Let's say I have the starting input table below.
Name | _leavestartdate | _leaveenddate |
---|---|---|
Jerry Rice | 2023-12-26 | 2023-12-26 |
Pablo Picasso | 2023-08-15 | 2023-08-21 |
Ray Ramon | 2023-03-16 | 2023-03-17 |
The Python code to create it is:
import pandas as pd
df = pd.DataFrame({'name':["Jerry Rice","Pablo Picasso","Ray Ramon"],'_leavestartdate':["2023-12-26","2023-08-15","2023-03-16"],'_leaveenddate':["2023-12-26","2023-08-21","2023-03-17"]})
First, I want to get all dates between the _leavestartdate and _leaveenddate split based on Name column. The list of dates would populate under new column "Date". I also want to exclude any weekend dates in the newly reformatted table.
So my desired output table is shown below. Note that it only shows weekday dates and excludes the 2 dates (8/19/2023 and 8/20/2023) from Pablo Picasso that are weekend dates.

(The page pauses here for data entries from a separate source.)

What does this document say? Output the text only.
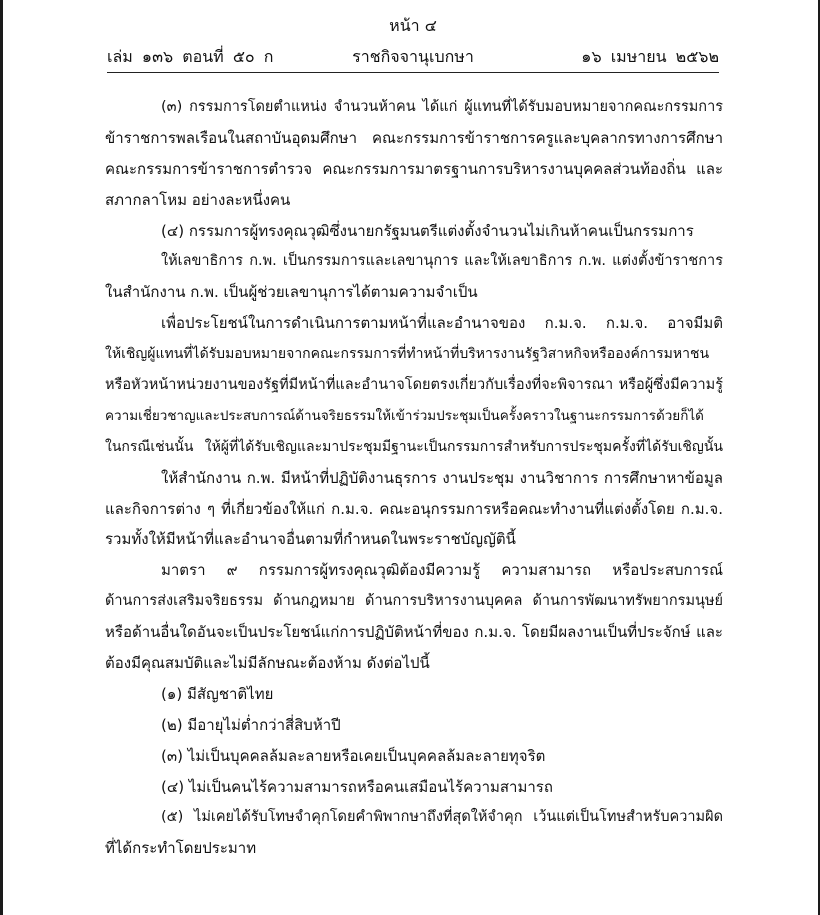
หน้า ๔
เล่ม ๑๓๖ ตอนที่ ๕๐ ก	ราชกิจจานุเบกษา	๑๖ เมษายน ๒๕๖๒
(๓) กรรมการโดยตำแหน่ง จำนวนห้าคน ได้แก่ ผู้แทนที่ได้รับมอบหมายจากคณะกรรมการ
ข้าราชการพลเรือนในสถาบันอุดมศึกษา คณะกรรมการข้าราชการครูและบุคลากรทางการศึกษา
คณะกรรมการข้าราชการตำรวจ คณะกรรมการมาตรฐานการบริหารงานบุคคลส่วนท้องถิ่น และ
สภากลาโหม อย่างละหนึ่งคน
(๔) กรรมการผู้ทรงคุณวุฒิซึ่งนายกรัฐมนตรีแต่งตั้งจำนวนไม่เกินห้าคนเป็นกรรมการ
ให้เลขาธิการ ก.พ. เป็นกรรมการและเลขานุการ และให้เลขาธิการ ก.พ. แต่งตั้งข้าราชการ
ในสำนักงาน ก.พ. เป็นผู้ช่วยเลขานุการได้ตามความจำเป็น
เพื่อประโยชน์ในการดำเนินการตามหน้าที่และอำนาจของ ก.ม.จ. ก.ม.จ. อาจมีมติ
ให้เชิญผู้แทนที่ได้รับมอบหมายจากคณะกรรมการที่ทำหน้าที่บริหารงานรัฐวิสาหกิจหรือองค์การมหาชน
หรือหัวหน้าหน่วยงานของรัฐที่มีหน้าที่และอำนาจโดยตรงเกี่ยวกับเรื่องที่จะพิจารณา หรือผู้ซึ่งมีความรู้
ความเชี่ยวชาญและประสบการณ์ด้านจริยธรรมให้เข้าร่วมประชุมเป็นครั้งคราวในฐานะกรรมการด้วยก็ได้
ในกรณีเช่นนั้น ให้ผู้ที่ได้รับเชิญและมาประชุมมีฐานะเป็นกรรมการสำหรับการประชุมครั้งที่ได้รับเชิญนั้น
ให้สำนักงาน ก.พ. มีหน้าที่ปฏิบัติงานธุรการ งานประชุม งานวิชาการ การศึกษาหาข้อมูล
และกิจการต่าง ๆ ที่เกี่ยวข้องให้แก่ ก.ม.จ. คณะอนุกรรมการหรือคณะทำงานที่แต่งตั้งโดย ก.ม.จ.
รวมทั้งให้มีหน้าที่และอำนาจอื่นตามที่กำหนดในพระราชบัญญัตินี้
มาตรา ๙ กรรมการผู้ทรงคุณวุฒิต้องมีความรู้ ความสามารถ หรือประสบการณ์
ด้านการส่งเสริมจริยธรรม ด้านกฎหมาย ด้านการบริหารงานบุคคล ด้านการพัฒนาทรัพยากรมนุษย์
หรือด้านอื่นใดอันจะเป็นประโยชน์แก่การปฏิบัติหน้าที่ของ ก.ม.จ. โดยมีผลงานเป็นที่ประจักษ์ และ
ต้องมีคุณสมบัติและไม่มีลักษณะต้องห้าม ดังต่อไปนี้
(๑) มีสัญชาติไทย
(๒) มีอายุไม่ต่ำกว่าสี่สิบห้าปี
(๓) ไม่เป็นบุคคลล้มละลายหรือเคยเป็นบุคคลล้มละลายทุจริต
(๔) ไม่เป็นคนไร้ความสามารถหรือคนเสมือนไร้ความสามารถ
(๕) ไม่เคยได้รับโทษจำคุกโดยคำพิพากษาถึงที่สุดให้จำคุก เว้นแต่เป็นโทษสำหรับความผิด
ที่ได้กระทำโดยประมาท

Name | Date | _leavestartdate | _leaveenddate |
---|---|---|---|
Jerry Rice | 2023-12-26 | 2023-12-26 | 2023-12-26 |
Pablo Picasso | 2023-08-15 | 2023-08-15 | 2023-08-21 |
Pablo Picasso | 2023-08-16 | 2023-08-15 | 2023-08-21 |
Pablo Picasso | 2023-08-17 | 2023-08-15 | 2023-08-21 |
Pablo Picasso | 2023-08-18 | 2023-08-15 | 2023-08-21 |
Pablo Picasso | 2023-08-21 | 2023-08-15 | 2023-08-21 |
Ray Ramon | 2023-03-16 | 2023-03-16 | 2023-03-17 |
Ray Ramon | 2023-03-17 | 2023-03-16 | 2023-03-17 |
I looked at previous solutions in StackOverflow and tried the following code:
date = pd.DataFrame(pd.date_range(start=df.min()._leavestartdate,
end=df.max()._leaveenddate), columns=['Date'])
df_final = pd.merge(left=date, right=df, left_on='Date', right_on='_leavestartdate',
how='outer').fillna(method='ffill')
But the solution produces the following wrong table because it's not accounting for the "Name" column:
How can I fix the code to get my desired output table?
import pandas as pd
df['_leavestartdate'] = pd.to_datetime(df['_leavestartdate'])
df['_leaveenddate'] = pd.to_datetime(df['_leaveenddate'])
df_final = pd.concat([(pd.DataFrame({'Date':
pd.date_range(df.loc[i, '_leavestartdate'],
df.loc[i, '_leaveenddate']),
'name': df.loc[i, 'name']}))
for i in range(len(df))])
df_final = df_final[df_final['Date'].dt.dayofweek < 5]
print(df_final.merge(df, how='left', on='name'))
Here, in the list comprehension, the necessary rows of dataframes are generated and concatenate. Then the lines with Saturday and Sunday were removed and a left-hand merge was made by name.
You can even do without a merge and write _leavestartdate, _leaveenddate in df_final:
df_final = pd.concat([(pd.DataFrame({'Date':
pd.date_range(df.loc[i, '_leavestartdate'],
df.loc[i, '_leaveenddate']),
'name': df.loc[i, 'name'],
'_leavestartdate': df.loc[i, '_leavestartdate'],
'_leaveenddate': df.loc[i, '_leaveenddate']}))
for i in range(len(df))])
df_final = df_final[df_final['Date'].dt.dayofweek < 5]
Output
Date name _leavestartdate _leaveenddate
0 2023-12-26 Jerry Rice 2023-12-26 2023-12-26
1 2023-08-15 Pablo Picasso 2023-08-15 2023-08-21
2 2023-08-16 Pablo Picasso 2023-08-15 2023-08-21
3 2023-08-17 Pablo Picasso 2023-08-15 2023-08-21
4 2023-08-18 Pablo Picasso 2023-08-15 2023-08-21
5 2023-08-21 Pablo Picasso 2023-08-15 2023-08-21
6 2023-03-16 Ray Ramon 2023-03-16 2023-03-17
7 2023-03-17 Ray Ramon 2023-03-16 2023-03-17
If I didn’t take into account anything, please write.